Mariana : Eu concordo, mas uma coisa que eu fico em dúvida é em relação à dicotomia entre a intuição e a reflexão. Porque você disse que, às vezes, precisa se tomar cuidado em colocar muita teoria dentro da formação desse aluno, desse ser que está criando artisticamente. Como você acha que a intuição e a reflexão devem ser usadas dentro do próprio trabalho, do trabalho artístico, principalmente?

Maria Helena Andrés: Pois é, eu acho assim. A intuição existe. Ela existe mais forte, às vezes, em determinado aluno do que no outro. É uma coisa que vem de dentro, que a pessoa sente, de repente, que tem que ser aquele caminho. Tanto faz em artes plásticas como também em literatura. Tudo isso tem que haver a intuição. Ela tem que seguir aquilo que, de repente, lhe veio, de dentro dela mesma. Existe um mundo interno dentro de nós mesmos. Isso eu falei muito em Vivenciar, no primeiro livro que eu escrevi. Que existe um mundo interno, que é mais real, mais verdadeiro, talvez, do que o outro modelado pela matéria.

Gente, eu já escrevi isso há quantos anos, não é? Muito antes de eu começar a estudar a filosofia oriental e outras correntes que dão mais valor à intuição. A intuição é você sentir que tem que ser feito daquele jeito. De repente, você dá um clarão, não é? Tudo está muito cheio de teoria. O mundo é muito cheio de teoria. Mas você não pode botar a teoria antes da intuição, antes da espontaneidade, daquilo que a criança ou que o jovem tem dentro dele. Não pode. Se você botar teoria na frente, vira uma coisa que durou muitos anos: o academismo.

O academismo veio de teorias e fórmulas que foram colocadas na frente dos artistas, na época dos renascentistas, como se aquilo fosse um padrão que não tivesse mais possibilidade de se fazer nada. Aquilo era o máximo. Então, eu acho que esse padrão foi quebrado com os primeiros pintores modernistas. Isso começou numa época, lá no século... não me lembro mais... 1800 e tanto, em Paris, na França e em vários países europeus. Eles começaram a se revoltar contra os padrões, contra aquilo estabelecido, que tinha que ser daquele jeito, senão não tinha valor.

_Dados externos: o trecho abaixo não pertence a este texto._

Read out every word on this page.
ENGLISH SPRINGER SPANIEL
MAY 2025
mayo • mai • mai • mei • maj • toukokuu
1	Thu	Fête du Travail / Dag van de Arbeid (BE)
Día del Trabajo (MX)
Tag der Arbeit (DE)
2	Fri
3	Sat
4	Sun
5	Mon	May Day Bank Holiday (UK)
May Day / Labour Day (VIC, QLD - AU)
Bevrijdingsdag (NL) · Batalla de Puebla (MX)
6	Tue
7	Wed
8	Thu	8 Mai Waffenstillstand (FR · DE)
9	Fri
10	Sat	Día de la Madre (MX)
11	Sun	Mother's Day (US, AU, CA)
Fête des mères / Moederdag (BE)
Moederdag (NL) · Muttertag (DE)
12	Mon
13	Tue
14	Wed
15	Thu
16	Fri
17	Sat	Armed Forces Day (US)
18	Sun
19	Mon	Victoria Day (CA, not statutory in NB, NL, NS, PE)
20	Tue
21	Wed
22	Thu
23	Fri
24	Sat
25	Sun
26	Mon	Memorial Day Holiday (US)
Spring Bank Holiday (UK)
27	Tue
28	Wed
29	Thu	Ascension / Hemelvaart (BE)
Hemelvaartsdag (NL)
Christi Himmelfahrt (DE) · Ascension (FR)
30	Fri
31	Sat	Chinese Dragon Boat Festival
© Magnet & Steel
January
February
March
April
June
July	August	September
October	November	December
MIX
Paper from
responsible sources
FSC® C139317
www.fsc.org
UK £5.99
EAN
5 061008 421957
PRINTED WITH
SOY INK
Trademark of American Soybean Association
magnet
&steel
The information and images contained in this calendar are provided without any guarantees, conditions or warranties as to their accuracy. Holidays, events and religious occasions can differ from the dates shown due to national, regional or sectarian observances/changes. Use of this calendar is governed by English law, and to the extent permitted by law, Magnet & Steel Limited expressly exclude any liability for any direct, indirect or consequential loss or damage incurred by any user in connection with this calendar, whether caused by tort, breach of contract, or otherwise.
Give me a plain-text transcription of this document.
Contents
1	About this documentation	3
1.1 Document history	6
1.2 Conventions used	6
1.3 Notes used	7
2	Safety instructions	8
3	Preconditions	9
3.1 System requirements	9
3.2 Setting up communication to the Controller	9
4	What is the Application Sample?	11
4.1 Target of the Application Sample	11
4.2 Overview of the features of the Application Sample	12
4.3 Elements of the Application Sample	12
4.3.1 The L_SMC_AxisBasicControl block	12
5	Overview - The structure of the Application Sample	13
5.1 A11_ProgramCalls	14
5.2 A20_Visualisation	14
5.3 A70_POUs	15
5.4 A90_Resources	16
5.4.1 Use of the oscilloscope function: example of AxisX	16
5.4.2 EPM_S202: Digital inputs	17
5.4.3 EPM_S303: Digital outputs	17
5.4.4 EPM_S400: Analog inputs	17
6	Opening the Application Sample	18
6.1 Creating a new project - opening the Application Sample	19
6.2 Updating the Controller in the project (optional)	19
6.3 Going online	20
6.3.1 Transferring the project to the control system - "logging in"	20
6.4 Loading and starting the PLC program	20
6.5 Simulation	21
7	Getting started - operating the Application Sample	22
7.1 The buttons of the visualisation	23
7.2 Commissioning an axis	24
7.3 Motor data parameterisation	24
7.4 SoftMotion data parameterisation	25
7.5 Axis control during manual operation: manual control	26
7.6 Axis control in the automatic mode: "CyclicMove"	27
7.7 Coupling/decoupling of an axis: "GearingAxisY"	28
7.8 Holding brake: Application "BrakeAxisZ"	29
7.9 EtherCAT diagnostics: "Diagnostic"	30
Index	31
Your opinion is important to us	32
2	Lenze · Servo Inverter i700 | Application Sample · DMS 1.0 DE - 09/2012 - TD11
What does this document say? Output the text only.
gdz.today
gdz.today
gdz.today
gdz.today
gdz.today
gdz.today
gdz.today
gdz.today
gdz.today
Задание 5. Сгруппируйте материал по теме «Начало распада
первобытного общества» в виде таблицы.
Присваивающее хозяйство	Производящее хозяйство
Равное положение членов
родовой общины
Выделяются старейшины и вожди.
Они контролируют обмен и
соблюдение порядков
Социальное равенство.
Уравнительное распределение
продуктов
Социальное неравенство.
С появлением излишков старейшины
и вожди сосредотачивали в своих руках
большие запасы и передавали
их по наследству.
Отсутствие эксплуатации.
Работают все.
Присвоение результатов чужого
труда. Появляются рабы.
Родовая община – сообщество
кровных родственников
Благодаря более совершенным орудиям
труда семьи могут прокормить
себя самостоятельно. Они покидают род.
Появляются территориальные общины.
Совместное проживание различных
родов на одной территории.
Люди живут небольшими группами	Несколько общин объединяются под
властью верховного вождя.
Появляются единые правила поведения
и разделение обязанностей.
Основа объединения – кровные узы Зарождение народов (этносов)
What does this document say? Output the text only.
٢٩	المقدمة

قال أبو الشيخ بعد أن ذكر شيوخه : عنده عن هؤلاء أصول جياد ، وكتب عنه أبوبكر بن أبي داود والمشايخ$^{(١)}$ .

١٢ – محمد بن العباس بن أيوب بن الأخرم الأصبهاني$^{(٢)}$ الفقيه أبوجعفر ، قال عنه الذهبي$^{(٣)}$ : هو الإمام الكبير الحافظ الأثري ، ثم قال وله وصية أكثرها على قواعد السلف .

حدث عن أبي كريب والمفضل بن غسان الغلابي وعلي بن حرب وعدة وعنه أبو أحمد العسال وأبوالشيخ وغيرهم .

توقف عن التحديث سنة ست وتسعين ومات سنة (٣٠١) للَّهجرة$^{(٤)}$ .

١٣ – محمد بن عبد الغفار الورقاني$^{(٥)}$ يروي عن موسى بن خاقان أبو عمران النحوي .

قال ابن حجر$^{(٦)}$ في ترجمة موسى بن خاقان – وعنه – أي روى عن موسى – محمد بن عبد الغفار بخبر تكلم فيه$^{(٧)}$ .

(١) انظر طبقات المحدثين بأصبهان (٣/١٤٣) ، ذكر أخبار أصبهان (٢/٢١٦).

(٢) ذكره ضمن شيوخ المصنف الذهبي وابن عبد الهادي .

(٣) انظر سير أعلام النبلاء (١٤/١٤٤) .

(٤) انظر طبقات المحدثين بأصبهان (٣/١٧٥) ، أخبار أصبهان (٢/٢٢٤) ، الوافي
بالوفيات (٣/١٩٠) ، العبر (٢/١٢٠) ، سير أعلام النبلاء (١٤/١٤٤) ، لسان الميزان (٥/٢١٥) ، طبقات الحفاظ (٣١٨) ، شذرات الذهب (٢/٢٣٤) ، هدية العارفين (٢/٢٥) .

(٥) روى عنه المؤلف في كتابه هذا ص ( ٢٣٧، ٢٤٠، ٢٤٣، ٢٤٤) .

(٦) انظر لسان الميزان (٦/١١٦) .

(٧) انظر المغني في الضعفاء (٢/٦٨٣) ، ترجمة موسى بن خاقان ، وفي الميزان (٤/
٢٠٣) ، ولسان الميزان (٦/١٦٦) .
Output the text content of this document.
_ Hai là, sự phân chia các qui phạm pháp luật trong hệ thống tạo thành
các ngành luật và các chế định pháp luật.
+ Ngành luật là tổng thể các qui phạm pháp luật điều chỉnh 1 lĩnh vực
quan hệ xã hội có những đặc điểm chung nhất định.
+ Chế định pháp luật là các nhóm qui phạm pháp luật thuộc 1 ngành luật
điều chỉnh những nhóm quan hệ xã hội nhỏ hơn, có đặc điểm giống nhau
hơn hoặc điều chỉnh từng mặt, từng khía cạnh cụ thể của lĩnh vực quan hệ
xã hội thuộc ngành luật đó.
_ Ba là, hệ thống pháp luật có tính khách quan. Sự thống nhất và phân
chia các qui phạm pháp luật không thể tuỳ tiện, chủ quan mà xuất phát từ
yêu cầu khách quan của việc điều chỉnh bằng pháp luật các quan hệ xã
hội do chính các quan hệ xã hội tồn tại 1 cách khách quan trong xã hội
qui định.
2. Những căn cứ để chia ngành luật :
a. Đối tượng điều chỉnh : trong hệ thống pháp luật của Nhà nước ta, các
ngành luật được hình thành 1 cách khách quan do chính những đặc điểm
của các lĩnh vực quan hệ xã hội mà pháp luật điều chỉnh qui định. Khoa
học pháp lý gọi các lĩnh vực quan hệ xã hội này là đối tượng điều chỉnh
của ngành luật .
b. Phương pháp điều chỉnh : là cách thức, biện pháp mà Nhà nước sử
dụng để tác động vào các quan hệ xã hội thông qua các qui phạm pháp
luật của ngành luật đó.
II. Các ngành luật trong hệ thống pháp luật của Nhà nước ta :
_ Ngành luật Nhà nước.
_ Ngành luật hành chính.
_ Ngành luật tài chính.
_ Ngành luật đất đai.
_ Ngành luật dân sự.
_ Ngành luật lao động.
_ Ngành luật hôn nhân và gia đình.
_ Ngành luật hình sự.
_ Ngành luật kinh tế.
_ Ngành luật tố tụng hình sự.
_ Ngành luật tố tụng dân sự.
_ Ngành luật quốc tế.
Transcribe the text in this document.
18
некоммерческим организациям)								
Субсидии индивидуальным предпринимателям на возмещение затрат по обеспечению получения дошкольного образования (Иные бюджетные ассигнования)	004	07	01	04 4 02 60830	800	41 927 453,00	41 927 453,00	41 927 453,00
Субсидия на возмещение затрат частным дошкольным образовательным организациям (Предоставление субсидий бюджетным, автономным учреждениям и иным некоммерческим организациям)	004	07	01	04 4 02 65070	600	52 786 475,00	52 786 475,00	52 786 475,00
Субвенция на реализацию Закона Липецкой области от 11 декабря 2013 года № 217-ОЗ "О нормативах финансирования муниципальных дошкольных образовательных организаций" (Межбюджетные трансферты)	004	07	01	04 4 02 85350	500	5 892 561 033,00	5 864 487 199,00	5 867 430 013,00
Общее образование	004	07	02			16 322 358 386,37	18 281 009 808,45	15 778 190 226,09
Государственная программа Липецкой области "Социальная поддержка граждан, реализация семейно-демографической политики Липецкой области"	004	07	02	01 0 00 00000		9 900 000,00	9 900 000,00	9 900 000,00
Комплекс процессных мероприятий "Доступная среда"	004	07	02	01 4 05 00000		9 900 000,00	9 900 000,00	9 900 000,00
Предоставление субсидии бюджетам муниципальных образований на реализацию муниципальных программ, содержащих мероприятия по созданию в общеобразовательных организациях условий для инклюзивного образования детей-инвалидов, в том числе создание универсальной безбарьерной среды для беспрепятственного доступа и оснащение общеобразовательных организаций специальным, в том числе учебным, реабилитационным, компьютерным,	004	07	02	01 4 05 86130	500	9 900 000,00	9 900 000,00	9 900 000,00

Eu estudei numa escola acadêmica, por isso eu posso falar. Antes de começar a estudar com o Guignard, eu estudei no Rio de Janeiro, na Escola de Belas Artes, com um professor acadêmico. Então, eu acho que o academismo, no momento, eu não sei se é importante seguir. Bom, pode ter muita gente que segue e dá certo. Mas eu acho que não é por aí. É muito forte a imposição vinda de fora. Para a pessoa se libertar daquilo, ela tem que fazer o que ela sente. O caminho é direcionado de dentro para fora. É a inspiração, é a intuição, é aquele clarão que chega, o uso chega. E, com isso, nós estamos andando, né? La nave va.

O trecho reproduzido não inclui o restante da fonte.